There is a relative maximum at x=1.5 and a relative minimum at x=−2.
There is a relative maximum at x equals 1.5 and a relative minimum at x equals negative 2 .
There is a relative maximum at x=−1 and no relative minimum.
There is a relative maximum at x equals negative 1 and no relative minimum.
There is a relative minimum at x=−1 and a relative maximum at x=0.555.
There is a relative minimum at x=−1 and a relative maximum at x=0.555.
The correct response is: "There is a relative maximum at x=−1 and a relative minimum at x=0.555."
To determine the relative maximum and minimum of a polynomial function, you need to analyze the function's graph. Here's how you can do that:
1. Plot the function on a graph: Start by plotting the polynomial function h(x) on a coordinate plane. This will give you a visual representation of the function's shape.
2. Identify turning points: Look for places where the graph changes from increasing to decreasing or vice versa.
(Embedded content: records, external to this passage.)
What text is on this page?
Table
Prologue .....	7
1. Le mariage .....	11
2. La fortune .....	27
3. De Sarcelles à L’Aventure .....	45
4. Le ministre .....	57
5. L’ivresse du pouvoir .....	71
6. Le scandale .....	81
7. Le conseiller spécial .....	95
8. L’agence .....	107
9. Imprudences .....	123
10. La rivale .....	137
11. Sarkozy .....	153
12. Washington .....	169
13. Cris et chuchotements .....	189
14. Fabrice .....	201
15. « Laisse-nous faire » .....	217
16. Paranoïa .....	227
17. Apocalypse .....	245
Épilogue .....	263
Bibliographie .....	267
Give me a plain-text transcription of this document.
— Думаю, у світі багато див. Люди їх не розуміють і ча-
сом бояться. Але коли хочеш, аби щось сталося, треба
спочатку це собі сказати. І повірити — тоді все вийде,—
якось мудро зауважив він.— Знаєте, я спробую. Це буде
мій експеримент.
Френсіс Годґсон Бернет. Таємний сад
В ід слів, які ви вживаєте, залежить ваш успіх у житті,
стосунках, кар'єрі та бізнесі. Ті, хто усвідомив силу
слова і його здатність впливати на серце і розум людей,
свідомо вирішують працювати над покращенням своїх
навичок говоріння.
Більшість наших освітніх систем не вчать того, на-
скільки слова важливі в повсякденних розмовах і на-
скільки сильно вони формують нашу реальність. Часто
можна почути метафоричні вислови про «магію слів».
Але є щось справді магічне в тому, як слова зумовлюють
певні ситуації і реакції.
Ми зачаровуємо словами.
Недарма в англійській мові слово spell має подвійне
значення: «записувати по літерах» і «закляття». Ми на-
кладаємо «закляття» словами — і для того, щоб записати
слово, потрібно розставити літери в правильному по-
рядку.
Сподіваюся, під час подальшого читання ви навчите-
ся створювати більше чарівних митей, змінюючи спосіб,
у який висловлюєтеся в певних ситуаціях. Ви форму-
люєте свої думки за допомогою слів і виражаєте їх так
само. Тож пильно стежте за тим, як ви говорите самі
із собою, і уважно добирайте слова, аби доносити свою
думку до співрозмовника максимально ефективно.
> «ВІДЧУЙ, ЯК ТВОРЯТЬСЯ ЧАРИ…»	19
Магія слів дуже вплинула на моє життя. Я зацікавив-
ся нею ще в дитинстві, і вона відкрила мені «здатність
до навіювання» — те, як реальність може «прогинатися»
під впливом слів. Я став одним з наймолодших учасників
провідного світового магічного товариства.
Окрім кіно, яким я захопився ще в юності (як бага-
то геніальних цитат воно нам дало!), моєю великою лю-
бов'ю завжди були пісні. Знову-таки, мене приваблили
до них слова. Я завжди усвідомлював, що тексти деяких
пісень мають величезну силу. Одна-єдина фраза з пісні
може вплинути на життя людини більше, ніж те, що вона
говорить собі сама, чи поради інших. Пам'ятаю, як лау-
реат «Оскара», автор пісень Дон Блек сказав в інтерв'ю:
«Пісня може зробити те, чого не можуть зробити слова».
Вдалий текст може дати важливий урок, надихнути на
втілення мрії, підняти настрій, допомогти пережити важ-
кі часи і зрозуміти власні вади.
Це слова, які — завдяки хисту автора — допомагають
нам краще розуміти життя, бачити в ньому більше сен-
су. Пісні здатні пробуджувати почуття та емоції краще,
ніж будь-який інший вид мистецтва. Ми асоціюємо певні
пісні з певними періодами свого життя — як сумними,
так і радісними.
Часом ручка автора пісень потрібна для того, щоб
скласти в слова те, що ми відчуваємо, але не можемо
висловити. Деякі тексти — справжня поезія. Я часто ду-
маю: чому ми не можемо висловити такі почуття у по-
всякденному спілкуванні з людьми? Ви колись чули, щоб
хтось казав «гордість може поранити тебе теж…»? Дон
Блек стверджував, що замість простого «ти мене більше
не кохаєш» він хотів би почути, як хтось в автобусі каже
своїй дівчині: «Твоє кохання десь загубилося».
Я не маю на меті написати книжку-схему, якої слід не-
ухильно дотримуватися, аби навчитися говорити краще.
These points are called turning points and can be potential relative maximum or minimum points.
3. Determine the nature of the turning points: To determine whether a turning point is a relative maximum or minimum, you need to examine the behavior of the graph near the point.
- Relative maximum: If the graph is increasing on both sides of the turning point, it is a relative maximum.
- Relative minimum: If the graph is decreasing on both sides of the turning point, it is a relative minimum.
Based on the given options:
Option 1: The function has a relative maximum at x = -1 and a relative minimum at x = 0.555. This option provides the correct answer.
Option 2: The function has a relative maximum at x = 1.5 and a relative minimum at x = -2. This option does not match the given options.
Option 3: The function has a relative maximum at x = -1 and no relative minimum. This option does not match the given options.
Option 4: The function has a relative minimum at x = -1 and a relative maximum at x = 0.555. This option does not match the given options.
Therefore, the correct answer is: There is a relative maximum at x = -1 and a relative minimum at x = 0.555.